Lundi matin, les membres du Syndicat des travailleuses et travailleurs des centres d’hébergement privés de l’Estrie (FSSS–CSN) ont entamé une grève générale illimitée.

Grève générale au Manoir Sherbrooke

Les syndiqués du Manoir Sherbrooke ont mis à exécution leur menace de débrayer. Lundi matin, les membres du Syndicat des travailleuses et travailleurs des centres d’hébergement privés de l’Estrie (FSSS–CSN) ont entamé une grève générale illimitée.

Sans contrat de travail depuis 29 mois, les salariés de cette résidence pour aînés sont excédés par « l’arrogance » de la famille Savoie, propriétaire du Manoir Sherbrooke, annonce le syndicat.

À la suite d’une décision prise par les travailleurs en assemblée générale le 15 mars, les représentantes du syndicat ont donné « une dernière chance à l’employeur » en lui présentant une offre finale globale le 9 avril dernier.

« Nous avons tenté de nous rapprocher le plus possible des offres patronales, tout en respectant nos demandes minimales. Ce que nous réclamons est extrêmement raisonnable, mais l’employeur ne veut rien entendre », lance Lyne Tanguay, présidente du Syndicat des travailleuses et travailleurs des centres d’hébergement privés de l’Estrie et préposée aux résidents au Manoir Sherbrooke.  

« Nous ne demandons pas la lune; nous voulons simplement que l’employeur reconnaisse à sa juste valeur le travail que nous effectuons au quotidien, auprès des résidents », souligne-t-elle.

Sur la ligne de piquetage lundi matin, les employés du Manoir Sherbrooke se sont dits déterminés à ne pas retourner au travail tant et aussi longtemps qu’il n’y aura pas une entente satisfaisante sur la table.

Pour Denis Beaudin, président du Conseil central de l’Estrie (CCSNE–CSN), a soutenu que les membres du syndicat sont déterminés à avoir gain de cause face à l’employeur. « Ça peut être long, mais un conflit, ça peut se régler vite aussi », dit-il.

« On sent qu’ils sont à bout. Les travailleurs ont tout fait pour éviter la grève. »

« Devant ce patron irrespectueux et plein aux as, les travailleuses refusent de s’appauvrir. Je leur lève mon chapeau. La CSN sera là, à leurs côtés, tant qu’il le faudra ».

M. Beaudin assure que les services essentiels aux résidents sont respectés malgré le conflit.
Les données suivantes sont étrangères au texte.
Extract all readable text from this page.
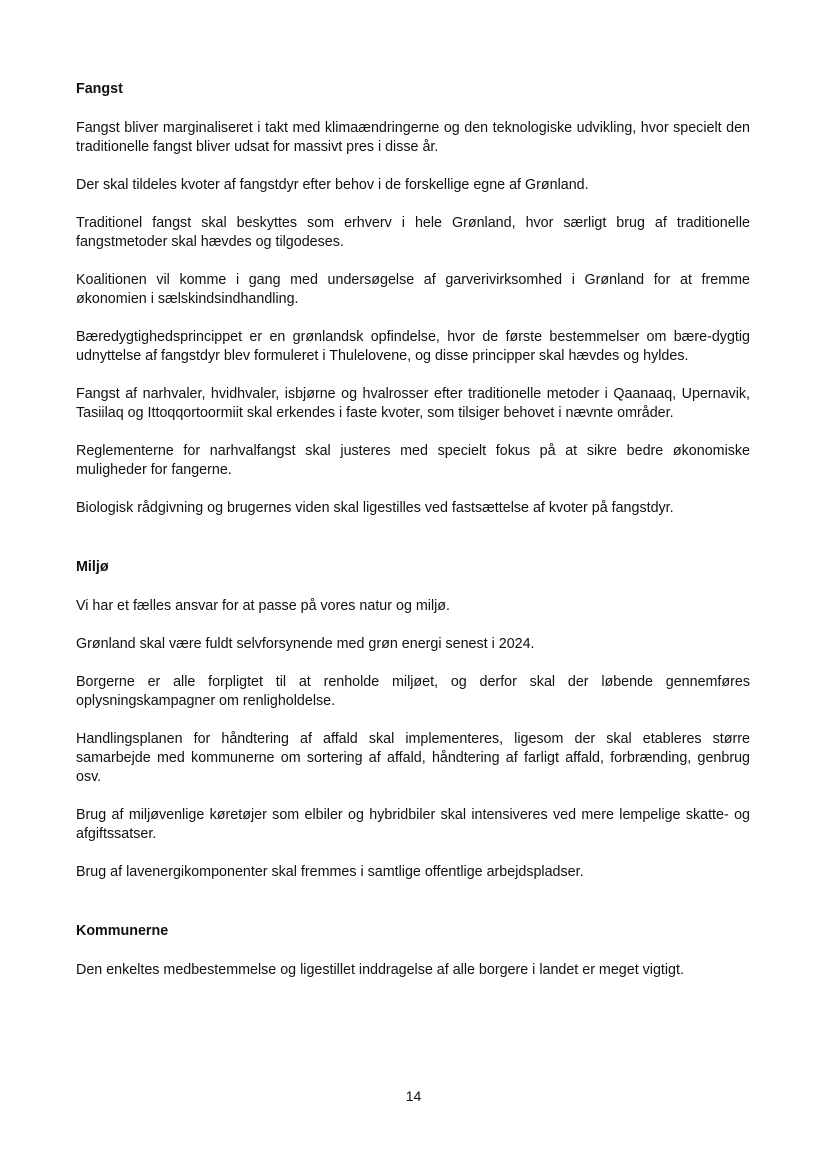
Fangst

Fangst bliver marginaliseret i takt med klimaændringerne og den teknologiske udvikling, hvor specielt den traditionelle fangst bliver udsat for massivt pres i disse år.

Der skal tildeles kvoter af fangstdyr efter behov i de forskellige egne af Grønland.

Traditionel fangst skal beskyttes som erhverv i hele Grønland, hvor særligt brug af traditionelle fangstmetoder skal hævdes og tilgodeses.

Koalitionen vil komme i gang med undersøgelse af garverivirksomhed i Grønland for at fremme økonomien i sælskindsindhandling.

Bæredygtighedsprincippet er en grønlandsk opfindelse, hvor de første bestemmelser om bære-dygtig udnyttelse af fangstdyr blev formuleret i Thulelovene, og disse principper skal hævdes og hyldes.

Fangst af narhvaler, hvidhvaler, isbjørne og hvalrosser efter traditionelle metoder i Qaanaaq, Upernavik, Tasiilaq og Ittoqqortoormiit skal erkendes i faste kvoter, som tilsiger behovet i nævnte områder.

Reglementerne for narhvalfangst skal justeres med specielt fokus på at sikre bedre økonomiske muligheder for fangerne.

Biologisk rådgivning og brugernes viden skal ligestilles ved fastsættelse af kvoter på fangstdyr.

Miljø

Vi har et fælles ansvar for at passe på vores natur og miljø.

Grønland skal være fuldt selvforsynende med grøn energi senest i 2024.

Borgerne er alle forpligtet til at renholde miljøet, og derfor skal der løbende gennemføres oplysningskampagner om renligholdelse.

Handlingsplanen for håndtering af affald skal implementeres, ligesom der skal etableres større samarbejde med kommunerne om sortering af affald, håndtering af farligt affald, forbrænding, genbrug osv.

Brug af miljøvenlige køretøjer som elbiler og hybridbiler skal intensiveres ved mere lempelige skatte- og afgiftssatser.

Brug af lavenergikomponenter skal fremmes i samtlige offentlige arbejdspladser.

Kommunerne

Den enkeltes medbestemmelse og ligestillet inddragelse af alle borgere i landet er meget vigtigt.

14
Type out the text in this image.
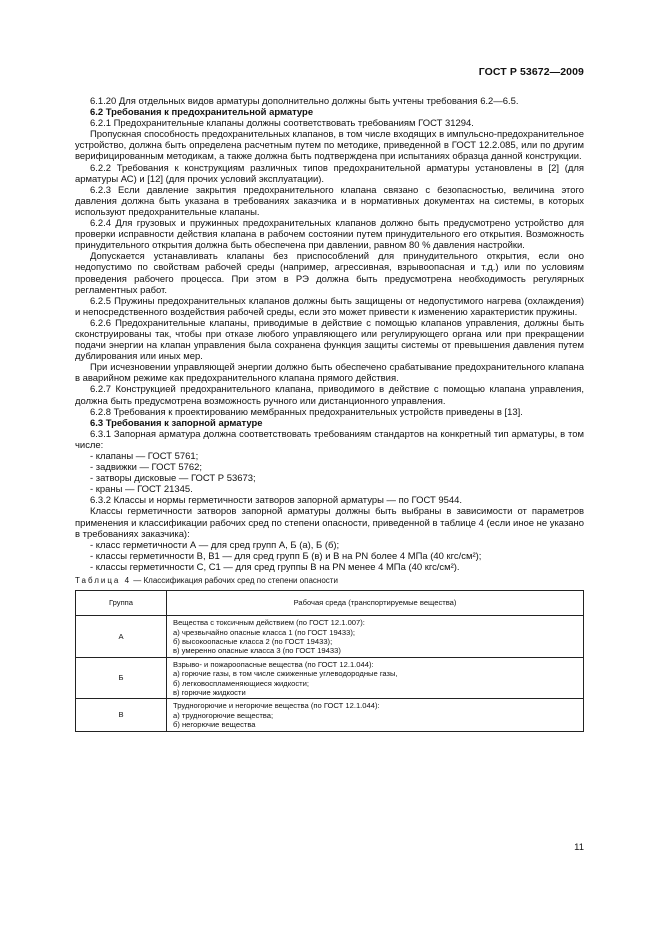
ГОСТ Р 53672—2009

6.1.20 Для отдельных видов арматуры дополнительно должны быть учтены требования 6.2—6.5.

6.2 Требования к предохранительной арматуре

6.2.1 Предохранительные клапаны должны соответствовать требованиям ГОСТ 31294.

Пропускная способность предохранительных клапанов, в том числе входящих в импульсно-предохранительное устройство, должна быть определена расчетным путем по методике, приведенной в ГОСТ 12.2.085, или по другим верифицированным методикам, а также должна быть подтверждена при испытаниях образца данной конструкции.

6.2.2 Требования к конструкциям различных типов предохранительной арматуры установлены в [2] (для арматуры АС) и [12] (для прочих условий эксплуатации).

6.2.3 Если давление закрытия предохранительного клапана связано с безопасностью, величина этого давления должна быть указана в требованиях заказчика и в нормативных документах на системы, в которых используют предохранительные клапаны.

6.2.4 Для грузовых и пружинных предохранительных клапанов должно быть предусмотрено устройство для проверки исправности действия клапана в рабочем состоянии путем принудительного его открытия. Возможность принудительного открытия должна быть обеспечена при давлении, равном 80 % давления настройки.

Допускается устанавливать клапаны без приспособлений для принудительного открытия, если оно недопустимо по свойствам рабочей среды (например, агрессивная, взрывоопасная и т.д.) или по условиям проведения рабочего процесса. При этом в РЭ должна быть предусмотрена необходимость регулярных регламентных работ.

6.2.5 Пружины предохранительных клапанов должны быть защищены от недопустимого нагрева (охлаждения) и непосредственного воздействия рабочей среды, если это может привести к изменению характеристик пружины.

6.2.6 Предохранительные клапаны, приводимые в действие с помощью клапанов управления, должны быть сконструированы так, чтобы при отказе любого управляющего или регулирующего органа или при прекращении подачи энергии на клапан управления была сохранена функция защиты системы от превышения давления путем дублирования или иных мер.

При исчезновении управляющей энергии должно быть обеспечено срабатывание предохранительного клапана в аварийном режиме как предохранительного клапана прямого действия.

6.2.7 Конструкцией предохранительного клапана, приводимого в действие с помощью клапана управления, должна быть предусмотрена возможность ручного или дистанционного управления.

6.2.8 Требования к проектированию мембранных предохранительных устройств приведены в [13].

6.3 Требования к запорной арматуре

6.3.1 Запорная арматура должна соответствовать требованиям стандартов на конкретный тип арматуры, в том числе:

- клапаны — ГОСТ 5761;

- задвижки — ГОСТ 5762;

- затворы дисковые — ГОСТ Р 53673;

- краны — ГОСТ 21345.

6.3.2 Классы и нормы герметичности затворов запорной арматуры — по ГОСТ 9544.

Классы герметичности затворов запорной арматуры должны быть выбраны в зависимости от параметров применения и классификации рабочих сред по степени опасности, приведенной в таблице 4 (если иное не указано в требованиях заказчика):

- класс герметичности А — для сред групп А, Б (а), Б (б);

- классы герметичности В, В1 — для сред групп Б (в) и В на PN более 4 МПа (40 кгс/см²);

- классы герметичности С, С1 — для сред группы В на PN менее 4 МПа (40 кгс/см²).

Таблица 4 — Классификация рабочих сред по степени опасности
Группа	Рабочая среда (транспортируемые вещества)
А	Вещества с токсичным действием (по ГОСТ 12.1.007):
а) чрезвычайно опасные класса 1 (по ГОСТ 19433);
б) высокоопасные класса 2 (по ГОСТ 19433);
в) умеренно опасные класса 3 (по ГОСТ 19433)

Б	Взрыво- и пожароопасные вещества (по ГОСТ 12.1.044):
а) горючие газы, в том числе сжиженные углеводородные газы,
б) легковоспламеняющиеся жидкости;
в) горючие жидкости

В	Трудногорючие и негорючие вещества (по ГОСТ 12.1.044):
а) трудногорючие вещества;
б) негорючие вещества
11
Ce n’est pas d’hier que ce dossier fait parler de lui. On apprenait il y a quelques semaines que le syndicat avait pris des actions comme de signifier par huissier au Groupe Savoie d’une saisie des biens du Manoir Sherbrooke.

La saisie a été demandée par le syndicat à la suite de la négligence et du refus de l’employeur de payer sa part (50 %) de la prime d’assurance maladie des salariées, a-t-on expliqué. Le montant réclamé est d’environ 1200 $ par mois au total. On pourrait saisir des équipements informatiques ou des bureaux.

Rappelons qu’en octobre 2016, le Tribunal d’arbitrage déclarait que l’expression « assurance maladie », dans la convention collective du Manoir Sherbrooke, incluait l’assurance pour soins dentaires, ce que réfutait l’employeur. Le Syndicat des travailleuses et travailleurs des centres d’hébergement privés de l’Estrie (FSSS-CSN) représente une centaine de membres.